On Magento, we log a lot: errors, business events, SQL slowness, uncaught exceptions…
Reading all of this over SSH, file by file? It’s outdated.

👉 Set up a stack ELK :

  • Elasticsearch : real-time search engine, capable of indexing millions of log lines.
  • Logstash : ingestion pipeline, which aggregates, filters and transforms your logs.
  • Kibana : graphical dashboard, to analyze and cross-reference information at a glance.

The benefits are immense:

  • All Magento (and server) logs in a single interface
  • Instant search on a specific client ID, URL, error
  • Visualization of error peaks, recurring slowness, or isolated incidents
  • Save time for the dev and ops team (and less stress for everyone)
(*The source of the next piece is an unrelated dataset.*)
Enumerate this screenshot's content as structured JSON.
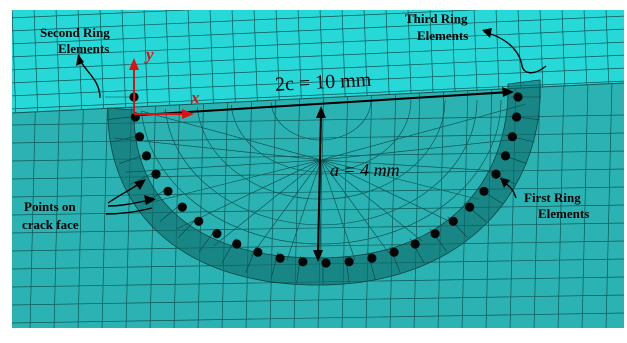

You can also connect an alerting system (e.g. via ElastAlert or Grafana) to be notified in real time of certain types of critical errors.

🚀 Deployment: never live

bin/magento deploy:fail in production, does that sound good? No?

So we never deploy to the current instance. We use versioned folders (/releases/20240605) (/releases/20240605) and switch cleanly.

Another article will detail Magento deployment methods (with or without CI/CD pipeline).

🧵 RabbitMQ: No cron for queues

Magento uses RabbitMQ to handle asynchronous operations. And no, crons don’t have to do this job:

  • Crons are already overloaded
  • Queues must be consumed quickly, almost in real time

👉 We therefore use a supervisor (or systemd) that automatically launches and restarts queue:consumers:start.
It’s stable, isolated, and efficient. In addition, it allows for automatic monitoring and restart in the event of a crash.

🧩 In summary

Putting Magento 2 into production is not just about launching a composer install.
It’s about thinking about architecture, stability, performance.

Some reminders:

  • Nginx + PHP-FPM, winning combo
  • Well insulated crons
  • Well thought out NFS
  • Versioned deployments
  • And a monitored RabbitMQ

🧠 Infrastructure is like a solid backend: if it’s done well, you don’t think about it anymore.